April 28, 2019

filmsgraded.com:
The Hudsucker Proxy (1994)
Grade: 64/100

Director: Coen Brothers
Stars: Tim Robbins, Paul Newman, Jennifer Jason Leigh

What it's about. Set in late 1958 in New York City. A big corporation named Hudsucker is raking in the dough, but that doesn't stop its President, Charles Durning, from jumping out the 44th (or is it the 45th?) floor to become sidewalk splatter.

Now what? Durning's big block of company stock is to be sold to the public, wresting control away from its board of directors, led by Paul Newman. Newman hatches a scheme to suppress the stock price by making greenhorn dimwit Tim Robbins the new President. Newman and company can then buy up the stock cheap, keep control, and make a killing.

But, because it is a movie, Robbins turns out to be more capable than anticipated. His hula hoop idea is a great success. Meanwhile, he is seduced by Jennifer Jason Leigh, a newspaper reporter working undercover to get the scoop on Robbins. Also because it is a movie, Leigh falls for Robbins, since he is a swell guy and all that.

How others will see it. The Coen Brothers were critical darlings by 1994, and expected The Hudsucker Proxy to be greeted primarily as a triumph. Instead, it sunk like a lead sinker. The film, which cost 30M to make, had a domestic gross of under 3M. The movie was also ignored by the three titans of the festival circuit: the Oscars, Golden Globes, and BAFTA.

Even today, the movie has only a 56% positive slate at Rotten Tomatoes. Well, not every Coen effort will have the reception of Fargo. The good news for The Hudsucker Proxy is that it has a respectable 73K user votes at imdb.com, and the user rating of 7.3 out of 10 is fairly high. And the user reviews are generally positive, e.g. "gets better with each subsequent viewing." One viewer asks, "did the title kill this movie?" And it does seem that the hula hoop was more aptly named than The Hudsucker Proxy.

How I felt about it. Like many Coen Brothers efforts, The Hudsucker Proxy is a whimsical and eccentric comedy. The moral, such as it is, is that all the conniving of Paul Newman leads to his ruin, while the good guy Tim Robbins wins because of (and not despite) his naiveté.

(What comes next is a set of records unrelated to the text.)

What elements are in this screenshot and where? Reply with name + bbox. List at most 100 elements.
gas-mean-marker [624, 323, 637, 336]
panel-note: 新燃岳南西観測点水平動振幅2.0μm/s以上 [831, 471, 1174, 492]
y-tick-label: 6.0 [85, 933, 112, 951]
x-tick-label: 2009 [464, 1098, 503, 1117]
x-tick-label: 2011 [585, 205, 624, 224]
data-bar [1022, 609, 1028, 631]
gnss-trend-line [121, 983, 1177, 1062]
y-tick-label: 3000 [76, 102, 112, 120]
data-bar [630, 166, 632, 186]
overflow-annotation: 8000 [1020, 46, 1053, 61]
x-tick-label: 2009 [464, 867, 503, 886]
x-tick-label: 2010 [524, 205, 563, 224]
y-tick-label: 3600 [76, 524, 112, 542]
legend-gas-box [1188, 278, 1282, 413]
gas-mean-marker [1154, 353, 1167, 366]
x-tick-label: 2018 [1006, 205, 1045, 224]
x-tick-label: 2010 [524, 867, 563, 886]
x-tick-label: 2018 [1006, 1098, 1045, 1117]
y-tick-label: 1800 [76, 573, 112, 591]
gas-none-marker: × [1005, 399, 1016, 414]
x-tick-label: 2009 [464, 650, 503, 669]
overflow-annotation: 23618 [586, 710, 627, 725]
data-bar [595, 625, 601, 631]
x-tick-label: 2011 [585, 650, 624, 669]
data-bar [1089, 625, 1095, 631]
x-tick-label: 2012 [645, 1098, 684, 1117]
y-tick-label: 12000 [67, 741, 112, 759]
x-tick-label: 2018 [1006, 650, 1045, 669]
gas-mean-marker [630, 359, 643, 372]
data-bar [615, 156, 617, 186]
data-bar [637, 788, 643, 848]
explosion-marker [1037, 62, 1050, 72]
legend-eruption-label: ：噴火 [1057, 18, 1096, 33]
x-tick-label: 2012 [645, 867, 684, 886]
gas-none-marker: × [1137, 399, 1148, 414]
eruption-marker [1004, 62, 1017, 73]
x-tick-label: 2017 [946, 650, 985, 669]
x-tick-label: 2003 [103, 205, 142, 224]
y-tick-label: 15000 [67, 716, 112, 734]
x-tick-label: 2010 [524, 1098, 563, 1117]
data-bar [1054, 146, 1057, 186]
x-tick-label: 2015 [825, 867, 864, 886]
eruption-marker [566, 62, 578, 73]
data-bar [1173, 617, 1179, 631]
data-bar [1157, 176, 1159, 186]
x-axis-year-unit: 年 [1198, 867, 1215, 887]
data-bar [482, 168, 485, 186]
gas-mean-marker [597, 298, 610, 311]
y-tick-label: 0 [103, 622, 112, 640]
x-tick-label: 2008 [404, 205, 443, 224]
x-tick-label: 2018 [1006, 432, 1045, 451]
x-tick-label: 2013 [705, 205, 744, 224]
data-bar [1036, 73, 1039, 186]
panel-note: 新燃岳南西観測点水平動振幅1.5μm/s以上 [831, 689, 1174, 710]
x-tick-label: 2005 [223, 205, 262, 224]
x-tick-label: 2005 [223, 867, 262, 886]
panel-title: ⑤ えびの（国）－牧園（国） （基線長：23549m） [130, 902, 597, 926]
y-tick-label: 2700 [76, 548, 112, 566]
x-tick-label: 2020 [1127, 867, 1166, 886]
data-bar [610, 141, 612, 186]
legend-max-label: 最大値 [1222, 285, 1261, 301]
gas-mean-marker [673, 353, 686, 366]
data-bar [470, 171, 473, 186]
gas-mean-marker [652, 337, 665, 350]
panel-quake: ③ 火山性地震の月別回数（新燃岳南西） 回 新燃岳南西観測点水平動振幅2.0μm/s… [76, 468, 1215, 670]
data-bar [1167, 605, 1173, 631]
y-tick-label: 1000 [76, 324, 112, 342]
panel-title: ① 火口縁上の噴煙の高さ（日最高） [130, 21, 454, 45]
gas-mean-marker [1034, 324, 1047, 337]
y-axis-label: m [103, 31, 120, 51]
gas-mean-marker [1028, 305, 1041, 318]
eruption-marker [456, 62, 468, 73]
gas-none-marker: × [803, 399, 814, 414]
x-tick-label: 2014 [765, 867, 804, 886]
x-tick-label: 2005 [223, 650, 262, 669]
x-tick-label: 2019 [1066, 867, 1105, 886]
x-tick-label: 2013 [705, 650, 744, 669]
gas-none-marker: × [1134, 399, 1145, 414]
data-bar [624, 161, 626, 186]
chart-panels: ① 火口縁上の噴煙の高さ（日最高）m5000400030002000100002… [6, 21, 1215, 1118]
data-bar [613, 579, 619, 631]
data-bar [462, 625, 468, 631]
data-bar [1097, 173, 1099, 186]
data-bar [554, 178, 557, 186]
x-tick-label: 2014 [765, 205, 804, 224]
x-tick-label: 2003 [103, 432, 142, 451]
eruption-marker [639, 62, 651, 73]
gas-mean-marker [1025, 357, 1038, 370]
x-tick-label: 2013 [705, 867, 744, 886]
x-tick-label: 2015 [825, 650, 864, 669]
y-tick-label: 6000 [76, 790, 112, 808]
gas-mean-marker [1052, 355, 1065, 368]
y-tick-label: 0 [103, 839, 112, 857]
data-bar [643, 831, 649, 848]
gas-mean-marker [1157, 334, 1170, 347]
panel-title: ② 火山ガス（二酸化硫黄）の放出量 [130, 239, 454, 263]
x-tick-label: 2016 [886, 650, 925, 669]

The Coen Brothers consider this a joke because, generally speaking, the naive are losers and the manipulators are winners. There are exceptions, such as Justin Bieber, but in the vast majority of cases, the cunning win and the sheep are fleeced.

Thus, the moral isn't a moral, but merely a happy ending intended to please audiences. That also explains why Jennifer Jason Leigh falls in love with Robbins. There is no emotional reason why she would, but it fulfills viewer expectations: the young lead must have a beautiful love interest, and Leigh is practically the only female character that delivers lines.

So, the ending is unashamedly contrived, but that is okay because it is a comedy. Robbins is like Inspector Clouseau, whose very incompetence often saves him. He is saved not only by Bill Cobbs/God in the clock tower, and by an angel in the form of Charles Durning, but because Robbins so stupid that he fails to deliver the Blue Letter to Paul Newman. Which would have, of course, caused Newman to promote himself to President and thus attain at once what he spends the entire film scheming to obtain, majority control of Hudsucker stock.

What are we to make of Robbins character? Is the Boy Wonder a dufus or not? He is a dufus with powerful friends. He does invent both the hula hoop and the frisbee, but only because the plot has him do so.

Since the moral is a transparent joke, and the characters are caricatures, the entertainment value in the movie comes from its retro setting: men's hats, ticker tape machines, elevator operators, etc. The Coen Brothers conclude, as with Barton Fink, Miller's Crossing, The Ballad of Buster Scruggs, O Brother, Where Art Thou? etc. that satire is best served in the American past, where mythology can account for the exaggerations.